Screen grab obtained from a social media video released on October 3, 2024, posted on the account of David Saranga via X, an Israeli diplomat, Israel's former ambassador in Romania, shows what he says was the moment 21 year old Yazidi woman Fawzia Sido who was kidnapped by Islamic State in Iraq and was freed from Gaza this week, meets her relatives.
A video posted David Saranga, an Israeli diplomat, shows the moment Fawzia is reunited with her family (Picture: David Saranga/X/Reuters)

He was able to get Fawzia a phone and some money as the family moved to north Gaza.

This is when IDF officer Brigadier-General Elad Goren and his team made contact with her to find out how to get her out.

They had three options – Fawzia making her own way to the Kerem Shalom crossing, sending in an IDF soldier to escort her or sending ‘a trusted person we know from Gaza to secretly pick her up,’ he told The Sunday Times.

The team settled on the latter option.

And in the early hours of October 1, Fawzia was told to be ready in six hours for a pick-up to take her on a nerve-wracking journey.

Goren, who monitored the journey from a control room, said: ‘We sent drones overhead to escort the car from the air and directed its route to make sure they bypassed roads where Hamas and criminals were operating.’
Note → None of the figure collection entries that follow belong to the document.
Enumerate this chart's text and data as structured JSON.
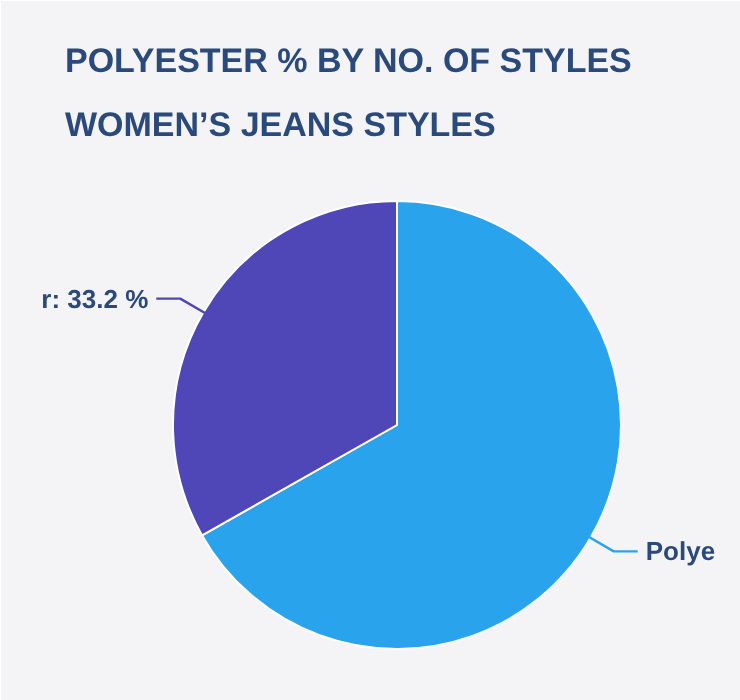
{
  "chart_data": {
    "type": "pie",
    "title": "POLYESTER % BY NO. OF STYLES",
    "subtitle": "WOMEN’S JEANS STYLES",
    "categories": [
      null,
      null
    ],
    "values": [
      66.8,
      33.2
    ],
    "colors": [
      "#29a3ec",
      "#4f46b8"
    ],
    "value_labels": [
      "Polye",
      "r: 33.2 %"
    ]
  }
}
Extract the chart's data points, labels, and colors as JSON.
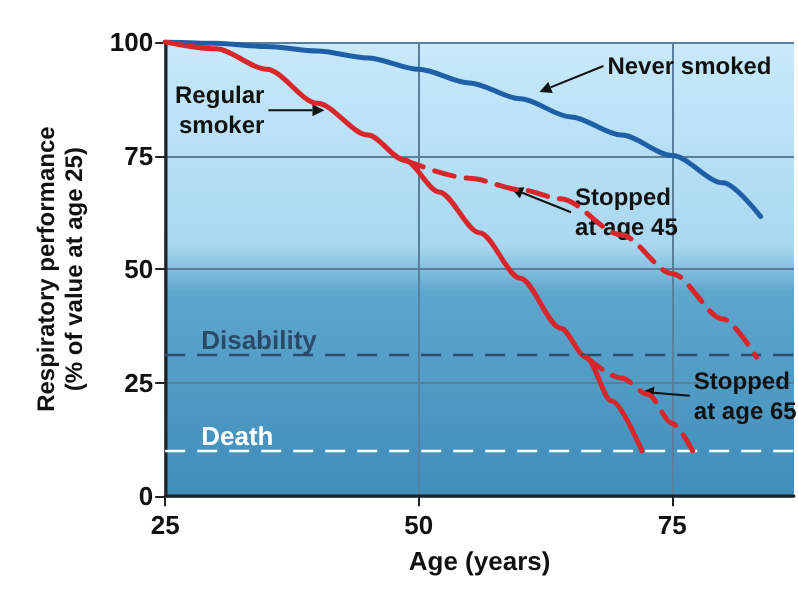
{
  "chart_data": {
    "type": "line",
    "xlabel": "Age (years)",
    "ylabel": "Respiratory performance\n(% of value at age 25)",
    "xlim": [
      25,
      87
    ],
    "xticks": [
      25,
      50,
      75
    ],
    "ylim": [
      0,
      100
    ],
    "yticks": [
      0,
      25,
      50,
      75,
      100
    ],
    "grid": true,
    "marker": "none",
    "series": [
      {
        "color": "#1f5fa8",
        "line_style": "solid",
        "x": [
          25,
          30,
          35,
          40,
          45,
          50,
          55,
          60,
          65,
          70,
          75,
          80,
          83.7
        ],
        "values": [
          100,
          99.7,
          99,
          98,
          96.5,
          94,
          91,
          87.5,
          83.5,
          79.5,
          75,
          69,
          61.6
        ]
      },
      {
        "color": "#d9262b",
        "line_style": "solid",
        "x": [
          25,
          30,
          35,
          40,
          45,
          48.6,
          52,
          56,
          60,
          64,
          66.5,
          69,
          72
        ],
        "values": [
          100,
          98.5,
          94,
          86.5,
          79.5,
          74,
          67,
          58,
          48,
          37,
          30.6,
          21,
          10
        ]
      },
      {
        "color": "#d9262b",
        "line_style": "dashed",
        "x": [
          48.6,
          55,
          60,
          64,
          70,
          75,
          80,
          83.3
        ],
        "values": [
          74,
          70,
          67.5,
          65.5,
          57.5,
          49,
          39,
          30.6
        ]
      },
      {
        "color": "#d9262b",
        "line_style": "dashed",
        "x": [
          66.5,
          70,
          72.6,
          75,
          77
        ],
        "values": [
          30.6,
          26,
          22.4,
          16,
          10
        ]
      }
    ],
    "ref_lines": [
      {
        "axis": "y",
        "value": 31,
        "label": "Disability",
        "color": "#2a4a6a",
        "line_style": "dashed"
      },
      {
        "axis": "y",
        "value": 10,
        "label": "Death",
        "color": "#ffffff",
        "line_style": "dashed"
      }
    ],
    "annotations": [
      {
        "text": "Never smoked",
        "x": 61.9,
        "y": 89
      },
      {
        "text": "Regular\nsmoker",
        "x": 40.7,
        "y": 85
      },
      {
        "text": "Stopped\nat age 45",
        "x": 59.1,
        "y": 67.8
      },
      {
        "text": "Stopped\nat age 65",
        "x": 72,
        "y": 23
      }
    ]
  }
}
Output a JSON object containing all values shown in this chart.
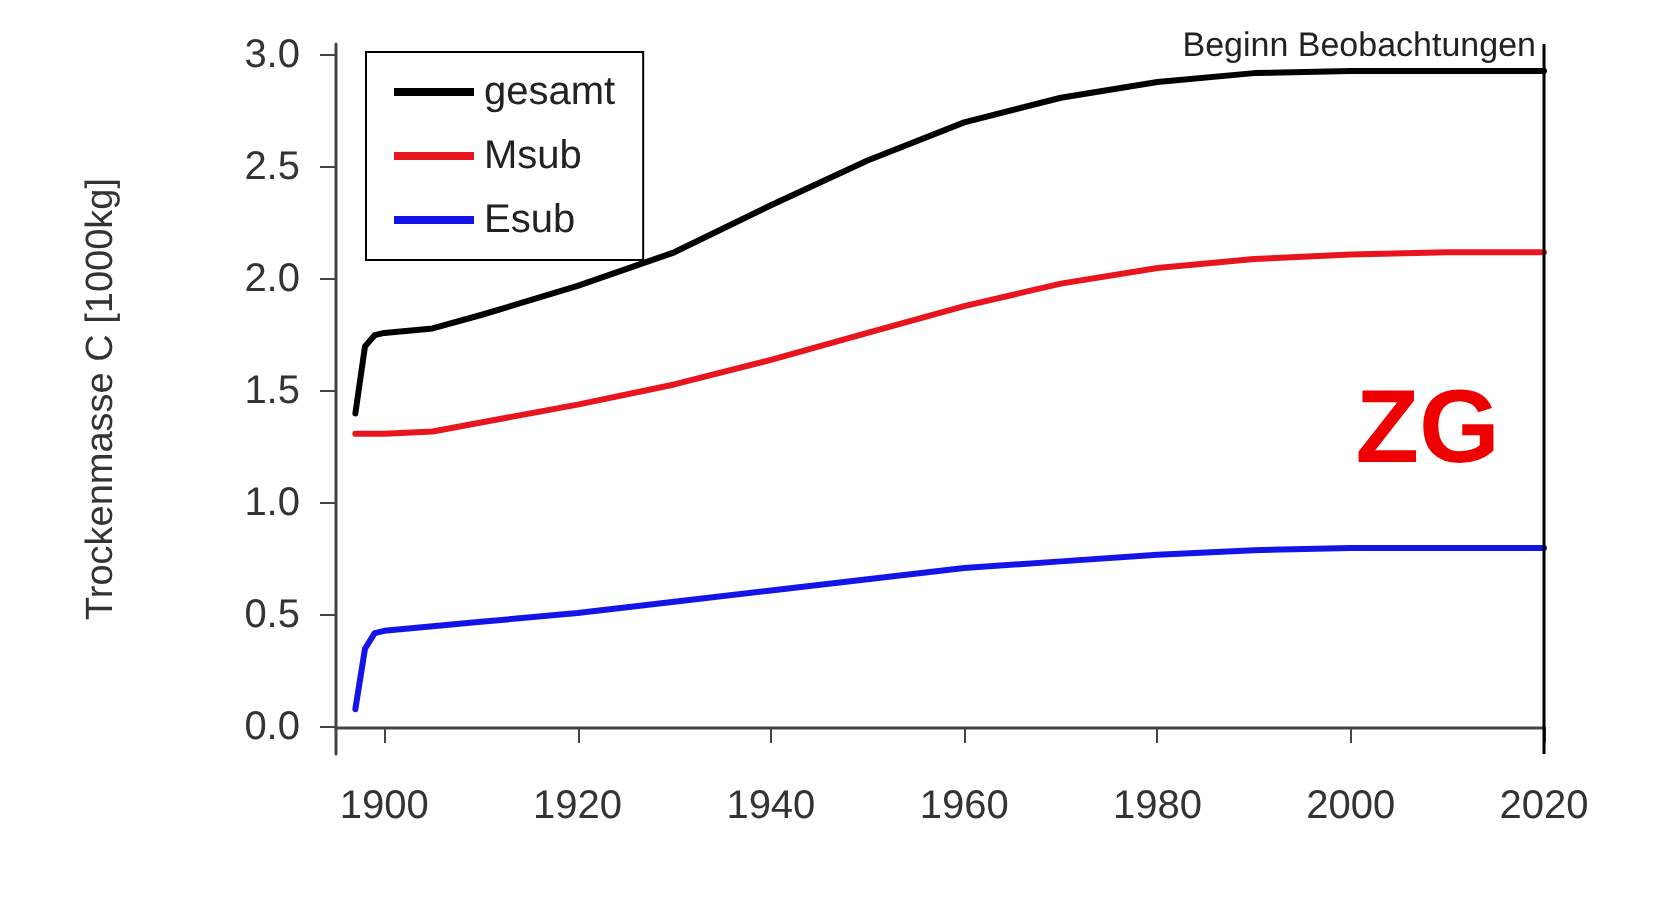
{
  "chart_data": {
    "type": "line",
    "ylabel": "Trockenmasse C [1000kg]",
    "xlim": [
      1895,
      2020
    ],
    "xticks": [
      1900,
      1920,
      1940,
      1960,
      1980,
      2000,
      2020
    ],
    "ylim": [
      -0.12,
      3.05
    ],
    "yticks": [
      {
        "value": 0,
        "label": "0.0"
      },
      0.5,
      {
        "value": 1,
        "label": "1.0"
      },
      1.5,
      {
        "value": 2,
        "label": "2.0"
      },
      2.5,
      {
        "value": 3,
        "label": "3.0"
      }
    ],
    "grid": false,
    "legend": "top left",
    "marker": "none",
    "line_style": "solid",
    "series": [
      {
        "name": "gesamt",
        "color": "#000000",
        "x": [
          1897,
          1898,
          1899,
          1900,
          1905,
          1910,
          1920,
          1930,
          1940,
          1950,
          1960,
          1970,
          1980,
          1990,
          2000,
          2010,
          2020
        ],
        "values": [
          1.4,
          1.7,
          1.75,
          1.76,
          1.78,
          1.84,
          1.97,
          2.12,
          2.33,
          2.53,
          2.7,
          2.81,
          2.88,
          2.92,
          2.93,
          2.93,
          2.93
        ]
      },
      {
        "name": "Msub",
        "color": "#e8141e",
        "x": [
          1897,
          1900,
          1905,
          1910,
          1920,
          1930,
          1940,
          1950,
          1960,
          1970,
          1980,
          1990,
          2000,
          2010,
          2020
        ],
        "values": [
          1.31,
          1.31,
          1.32,
          1.36,
          1.44,
          1.53,
          1.64,
          1.76,
          1.88,
          1.98,
          2.05,
          2.09,
          2.11,
          2.12,
          2.12
        ]
      },
      {
        "name": "Esub",
        "color": "#1414e8",
        "x": [
          1897,
          1898,
          1899,
          1900,
          1910,
          1920,
          1930,
          1940,
          1950,
          1960,
          1970,
          1980,
          1990,
          2000,
          2010,
          2020
        ],
        "values": [
          0.08,
          0.35,
          0.42,
          0.43,
          0.47,
          0.51,
          0.56,
          0.61,
          0.66,
          0.71,
          0.74,
          0.77,
          0.79,
          0.8,
          0.8,
          0.8
        ]
      }
    ],
    "ref_lines": [
      {
        "axis": "x",
        "value": 2020,
        "label": "Beginn Beobachtungen",
        "color": "#000000"
      }
    ],
    "annotations": [
      "ZG"
    ]
  }
}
He said he was ‘happy she’s safe,’ adding that ‘if there are other such cases in Gaza I encourage them to contact us.’

The officer said ‘there is a difference between Palestinians and foreigners and between locals and someone sold to Hamas’ when asked about the thousands of killed and injured Palestinian women and children in Israeli airstrikes, including an attack on a school.

‘We have evacuated more than 4,000 Palestinians who need medical treatment,’ he told the outlet.

For Fawzia, the return is marred by her father’s death just two months before her rescue, the destruction of her family home in Gerasik and the future of her children who were left behind.

Maman explained: ‘She loved those children.

‘Now she is free, she’s thinking about them and feeling why couldn’t she have brought them too.

‘But they are Hamas children. There’s no way they would have let her take them … Nor would the Yazidis have accepted her with them.’